SACARE is one of many local businesses gearing up for the major social reform, which Chloe says will create much greater competition among a growing number of service providers.

She says it’s therefore important for the industry to maintain exceptional workforce and service delivery standards.

“The NDIS is really positive for the industry and it’s a great opportunity for us, but it creates a lot more competition because people see the financial benefit of entering the (disability) industry,” Chloe says.

“It’s a really good opportunity to define the services we’re good at and ensure that we maintain those services.

“We’ve opened up to a whole new marketplace, but the biggest challenge will be finding those remaining support workers who really share our values and expectations of service. I’m confident we can do that.”

SACARE is a long-standing SA family business helping people with disabilities to live independently.

SACARE was established in 1991 by Chloe’s parents, Sue and Andrew Marshall.

Both with a background in health, disability and mental health, the pair longed for vulnerable people to have improved services and higher quality care.

Their two other children, Lachie and Alex, are also involved in the business which has supported independent living options in North Adelaide, Hope Valley, Prospect, Magill and Kingswood.

Both the Magill and Kingswood homes are recent additions which Chloe says have attributed to workforce and revenue growth in the past year.

The Kingswood home is one of SACARE’s newest supported independent living facilities.

Earlier in 2018, SACARE began building its latest facility, The Gums, at Salisbury in Adelaide’s north.

It’s the business’s first entry into the rehabilitation space and will support people with spinal cord and brain injuries, helping them transition more easily back into their own homes or permanent SACARE housing.

It’s due for completion by November this year and is expected to create up to 155 ongoing jobs.

Chloe says SACARE’s clients are typically aged under 65 and have physical, neurological or intellectual disabilities or mental health issues.

She says that while the organisation doesn’t specialise in aged care, it doesn’t discriminate against age and continues to support clients as they age past 65.

She says the business also strives to keep younger people with disabilities out of nursing homes.

Many young Australians with disabilities and complex support needs are forced to live in aged care homes because they’re unable to find suitable accommodation.
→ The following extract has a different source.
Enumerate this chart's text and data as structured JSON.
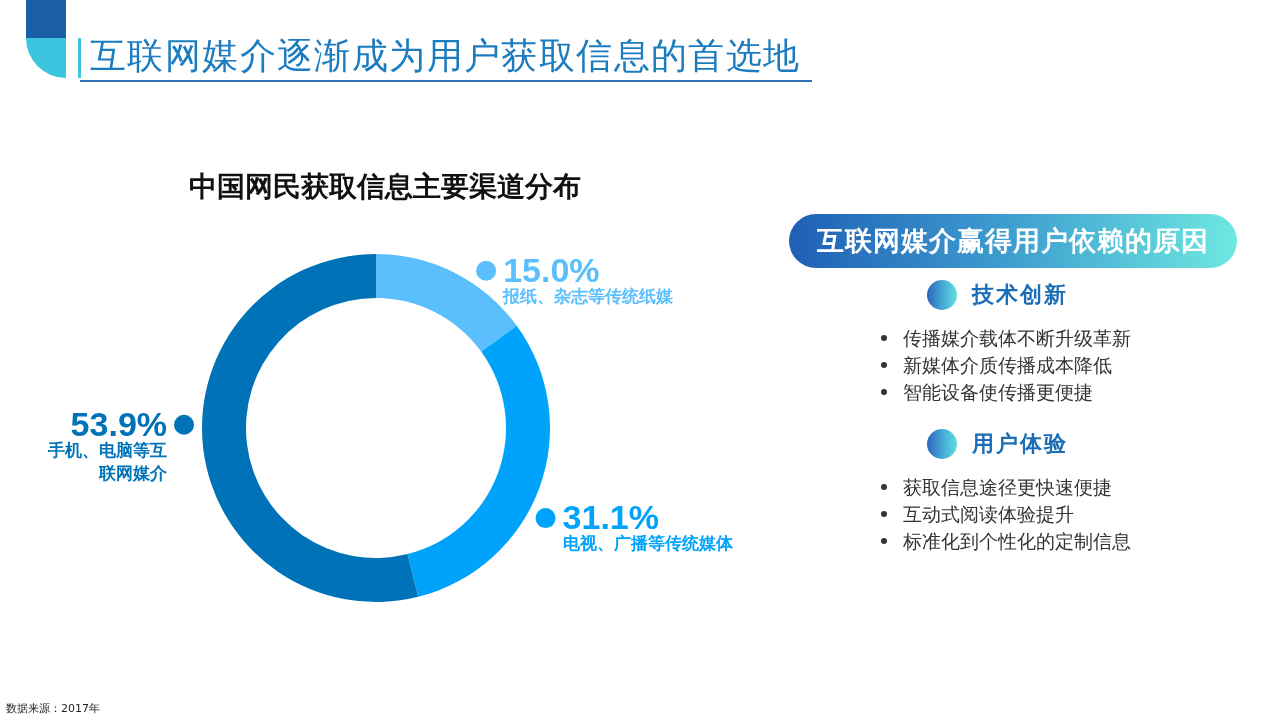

The Barton House in North Adelaide is SACARE’s original facility, with a professional team supporting residents 24/7.

Chloe has been in her current role for 12 years after a career in public relations, marketing and event management within hotels.
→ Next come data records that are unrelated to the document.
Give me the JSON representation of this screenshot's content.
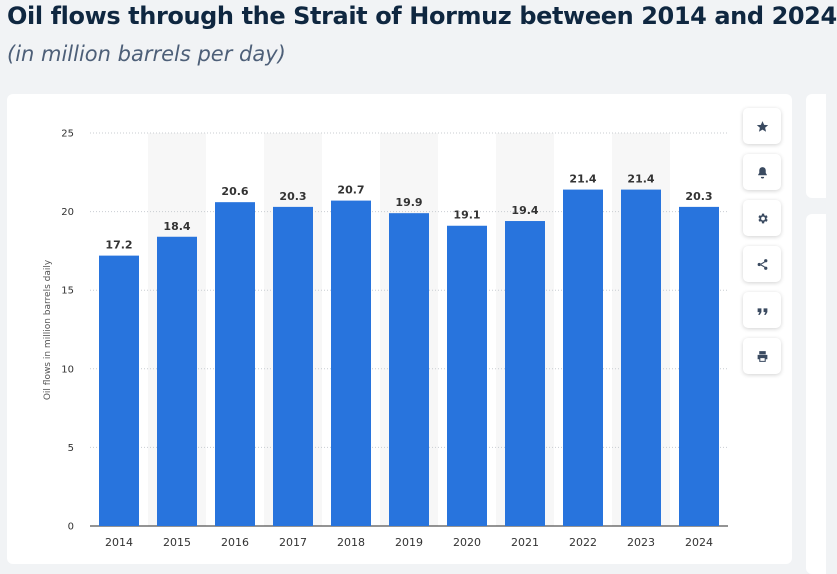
{
  "chart_data": {
    "type": "bar",
    "title": "Oil flows through the Strait of Hormuz between 2014 and 2024",
    "subtitle": "(in million barrels per day)",
    "ylabel": "Oil flows in million barrels daily",
    "xlabel": "",
    "categories": [
      "2014",
      "2015",
      "2016",
      "2017",
      "2018",
      "2019",
      "2020",
      "2021",
      "2022",
      "2023",
      "2024"
    ],
    "values": [
      17.2,
      18.4,
      20.6,
      20.3,
      20.7,
      19.9,
      19.1,
      19.4,
      21.4,
      21.4,
      20.3
    ],
    "value_labels": [
      "17.2",
      "18.4",
      "20.6",
      "20.3",
      "20.7",
      "19.9",
      "19.1",
      "19.4",
      "21.4",
      "21.4",
      "20.3"
    ],
    "ylim": [
      0,
      25
    ],
    "yticks": [
      "0",
      "5",
      "10",
      "15",
      "20",
      "25"
    ],
    "grid": true,
    "bar_color": "#2874dd"
  },
  "toolbar": {
    "icons": [
      "star-icon",
      "bell-icon",
      "gear-icon",
      "share-icon",
      "quote-icon",
      "print-icon"
    ]
  }
}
She says job opportunities in the disability sector are diverse.

“I think that disability has always been a confronting sector … and people see it as doing those personal care duties like taking people to the toilet or showering them,” Chloe says.

“But it’s so much more than that. There are digital marketing positions, executive positions, diversional therapy positions, you have genuine career opportunities.

“It’s exciting to see young individuals embracing it.”

The rollout of the NDIS is expected to almost double SA’s disability sector workforce by 2019.